Considerada posiblemente como el ave más rara y en mayor peligro de extinción del mundo, la población de porrón malgache acaba de aumentar un 30 % con la eclosión de 18 polluelos en un centro de cría en cautividad construido especialmente para este fin en Antsohihy, Madagascar. ¡Increíblemente, esto eleva la población mundial a tan solo 60 aves!
Liderado por Wildfowl and Wetlands Trust (WWT) y Durrell Wildlife Conservation Trust , el objetivo del programa de cría en cautiverio es ayudar a salvar a estas aves de la extinción. De hecho, anteriormente se creía que el porrón ya estaba extinto hasta su redescubrimiento en 2006, cuando se encontraron 22 aves en el lago Matsaborimena en el norte de Madagascar, el único sitio donde ahora se sabe que existen.
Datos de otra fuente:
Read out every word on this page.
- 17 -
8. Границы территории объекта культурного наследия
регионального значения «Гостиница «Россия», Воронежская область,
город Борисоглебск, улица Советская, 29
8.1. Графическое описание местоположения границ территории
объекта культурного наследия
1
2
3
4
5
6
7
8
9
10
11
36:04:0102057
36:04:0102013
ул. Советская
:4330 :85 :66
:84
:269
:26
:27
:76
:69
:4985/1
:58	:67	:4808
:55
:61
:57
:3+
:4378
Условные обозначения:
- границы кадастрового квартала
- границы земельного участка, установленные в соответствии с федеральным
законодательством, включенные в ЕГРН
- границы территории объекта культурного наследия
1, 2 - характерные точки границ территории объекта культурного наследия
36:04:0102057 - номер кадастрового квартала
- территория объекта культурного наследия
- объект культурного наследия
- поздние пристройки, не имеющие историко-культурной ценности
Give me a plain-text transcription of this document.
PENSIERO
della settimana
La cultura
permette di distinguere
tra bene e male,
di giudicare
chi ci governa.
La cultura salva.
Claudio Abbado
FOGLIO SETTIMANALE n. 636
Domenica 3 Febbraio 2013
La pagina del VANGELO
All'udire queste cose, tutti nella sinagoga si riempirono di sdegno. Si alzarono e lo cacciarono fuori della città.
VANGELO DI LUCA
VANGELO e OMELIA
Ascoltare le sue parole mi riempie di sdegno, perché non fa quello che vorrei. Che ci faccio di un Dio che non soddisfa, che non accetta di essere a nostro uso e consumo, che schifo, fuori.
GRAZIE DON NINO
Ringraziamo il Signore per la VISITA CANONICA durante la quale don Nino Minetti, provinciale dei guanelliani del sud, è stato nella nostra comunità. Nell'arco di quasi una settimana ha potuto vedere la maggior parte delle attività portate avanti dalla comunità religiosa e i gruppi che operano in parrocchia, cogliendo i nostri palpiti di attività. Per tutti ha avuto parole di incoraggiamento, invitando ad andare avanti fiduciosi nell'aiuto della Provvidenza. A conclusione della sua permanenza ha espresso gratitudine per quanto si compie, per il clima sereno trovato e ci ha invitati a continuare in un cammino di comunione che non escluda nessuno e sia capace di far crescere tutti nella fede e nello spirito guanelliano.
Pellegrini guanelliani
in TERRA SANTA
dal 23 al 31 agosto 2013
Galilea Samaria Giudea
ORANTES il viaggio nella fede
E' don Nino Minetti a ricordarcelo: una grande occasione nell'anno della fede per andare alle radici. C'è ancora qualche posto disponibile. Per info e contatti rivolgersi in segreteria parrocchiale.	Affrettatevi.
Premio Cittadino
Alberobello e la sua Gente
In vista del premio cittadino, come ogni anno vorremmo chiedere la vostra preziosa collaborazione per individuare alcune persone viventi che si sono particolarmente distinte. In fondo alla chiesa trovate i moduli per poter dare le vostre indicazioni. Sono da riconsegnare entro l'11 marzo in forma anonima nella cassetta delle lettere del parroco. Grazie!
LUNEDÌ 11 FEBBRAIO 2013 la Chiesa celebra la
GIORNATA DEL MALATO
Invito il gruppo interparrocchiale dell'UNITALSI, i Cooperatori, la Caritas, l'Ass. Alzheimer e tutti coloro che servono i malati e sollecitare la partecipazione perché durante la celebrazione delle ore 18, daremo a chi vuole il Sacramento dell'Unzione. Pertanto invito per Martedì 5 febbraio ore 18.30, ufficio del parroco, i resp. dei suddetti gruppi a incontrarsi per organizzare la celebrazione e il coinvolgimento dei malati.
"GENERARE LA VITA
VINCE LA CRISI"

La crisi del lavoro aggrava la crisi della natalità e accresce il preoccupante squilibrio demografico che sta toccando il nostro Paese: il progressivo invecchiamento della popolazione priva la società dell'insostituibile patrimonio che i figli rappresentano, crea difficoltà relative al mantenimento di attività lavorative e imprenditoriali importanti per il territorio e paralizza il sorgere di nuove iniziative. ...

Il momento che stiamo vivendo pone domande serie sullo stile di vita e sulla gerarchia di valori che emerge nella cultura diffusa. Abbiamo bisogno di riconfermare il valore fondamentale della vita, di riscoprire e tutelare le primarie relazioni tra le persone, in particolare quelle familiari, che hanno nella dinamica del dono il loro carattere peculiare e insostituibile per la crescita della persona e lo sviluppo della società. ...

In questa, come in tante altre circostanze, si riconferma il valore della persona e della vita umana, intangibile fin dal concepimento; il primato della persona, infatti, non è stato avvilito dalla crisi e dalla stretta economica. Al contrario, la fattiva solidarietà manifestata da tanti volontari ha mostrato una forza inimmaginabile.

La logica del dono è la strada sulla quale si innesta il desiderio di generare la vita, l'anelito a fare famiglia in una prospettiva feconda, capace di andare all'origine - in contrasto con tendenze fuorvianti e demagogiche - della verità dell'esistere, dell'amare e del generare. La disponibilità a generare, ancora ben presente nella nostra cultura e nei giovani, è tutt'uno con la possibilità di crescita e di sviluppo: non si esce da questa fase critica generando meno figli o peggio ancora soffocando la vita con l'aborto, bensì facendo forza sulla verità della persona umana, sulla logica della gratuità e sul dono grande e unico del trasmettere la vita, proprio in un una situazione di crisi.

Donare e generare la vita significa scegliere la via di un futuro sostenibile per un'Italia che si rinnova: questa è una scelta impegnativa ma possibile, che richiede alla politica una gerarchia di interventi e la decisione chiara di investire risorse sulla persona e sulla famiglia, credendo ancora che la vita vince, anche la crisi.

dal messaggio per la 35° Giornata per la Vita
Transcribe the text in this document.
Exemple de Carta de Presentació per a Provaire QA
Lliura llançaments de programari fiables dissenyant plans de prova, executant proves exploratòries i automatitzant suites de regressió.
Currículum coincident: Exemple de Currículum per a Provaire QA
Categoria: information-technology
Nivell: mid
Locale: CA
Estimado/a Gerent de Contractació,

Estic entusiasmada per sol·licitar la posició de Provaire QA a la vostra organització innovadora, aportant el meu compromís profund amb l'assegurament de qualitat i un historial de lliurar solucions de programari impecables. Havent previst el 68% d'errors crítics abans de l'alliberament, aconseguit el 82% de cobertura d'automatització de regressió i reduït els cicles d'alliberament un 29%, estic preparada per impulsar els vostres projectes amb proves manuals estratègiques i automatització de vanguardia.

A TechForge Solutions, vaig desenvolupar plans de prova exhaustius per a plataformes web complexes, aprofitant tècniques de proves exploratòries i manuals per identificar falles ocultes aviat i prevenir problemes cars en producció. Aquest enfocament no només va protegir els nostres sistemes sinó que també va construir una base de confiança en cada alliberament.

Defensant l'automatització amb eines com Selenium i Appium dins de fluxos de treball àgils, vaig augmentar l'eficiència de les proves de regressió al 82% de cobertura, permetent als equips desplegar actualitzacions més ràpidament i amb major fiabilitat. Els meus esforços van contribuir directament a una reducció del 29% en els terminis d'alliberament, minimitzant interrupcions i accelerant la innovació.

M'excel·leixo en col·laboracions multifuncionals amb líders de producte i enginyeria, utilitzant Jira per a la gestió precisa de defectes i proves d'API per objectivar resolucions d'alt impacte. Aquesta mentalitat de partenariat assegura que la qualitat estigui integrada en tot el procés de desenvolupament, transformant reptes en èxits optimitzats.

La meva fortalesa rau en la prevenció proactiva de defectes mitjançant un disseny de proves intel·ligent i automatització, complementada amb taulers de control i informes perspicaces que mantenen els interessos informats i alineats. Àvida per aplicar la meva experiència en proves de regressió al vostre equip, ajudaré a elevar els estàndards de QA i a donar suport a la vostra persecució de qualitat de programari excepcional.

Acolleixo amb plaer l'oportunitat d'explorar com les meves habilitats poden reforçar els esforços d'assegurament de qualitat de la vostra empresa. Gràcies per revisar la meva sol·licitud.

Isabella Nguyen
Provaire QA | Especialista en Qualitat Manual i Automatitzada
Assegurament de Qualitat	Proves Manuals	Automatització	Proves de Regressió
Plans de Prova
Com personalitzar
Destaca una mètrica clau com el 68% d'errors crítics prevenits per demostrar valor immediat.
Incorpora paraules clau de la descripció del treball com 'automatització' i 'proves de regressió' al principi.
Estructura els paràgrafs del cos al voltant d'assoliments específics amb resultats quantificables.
Después de este descubrimiento fortuito, WWT y Durrell Wildlife Conservation Trust comenzaron un programa de emergencia con la intención de rescatar a estas aves en peligro crítico de una segunda "extinción". Por lo tanto, recolectaron 24 huevos de nidos junto al lago, que posteriormente eclosionaron en el baño de un hotel mientras esperaban la preparación final del centro de cría en cautiverio. La última camada de polluelos desciende de estas crías iniciales y simboliza las esperanzas de todos esos intrépidos conservacionistas cuyos esfuerzos y visión ahora representan de manera tan conmovedora.
En palabras del biólogo conservacionista Dr. Glyn Young, quien trabaja con el Durrell Wildlife Conservation Trust y ha dedicado muchos años al estudio del porrón malgache: «Los patitos representan un avance increíble en la lucha para salvar al porrón de la extinción... Su llegada ha generado una esperanza real de que las aves puedan algún día volver a prosperar»
Sin embargo, con una población total tan pequeña, el porrón sigue siendo extremadamente vulnerable a la extinción, ya sea en forma de contaminación, brote de enfermedades o, como parece ser el caso de su situación actual, falta de alimentos disponibles.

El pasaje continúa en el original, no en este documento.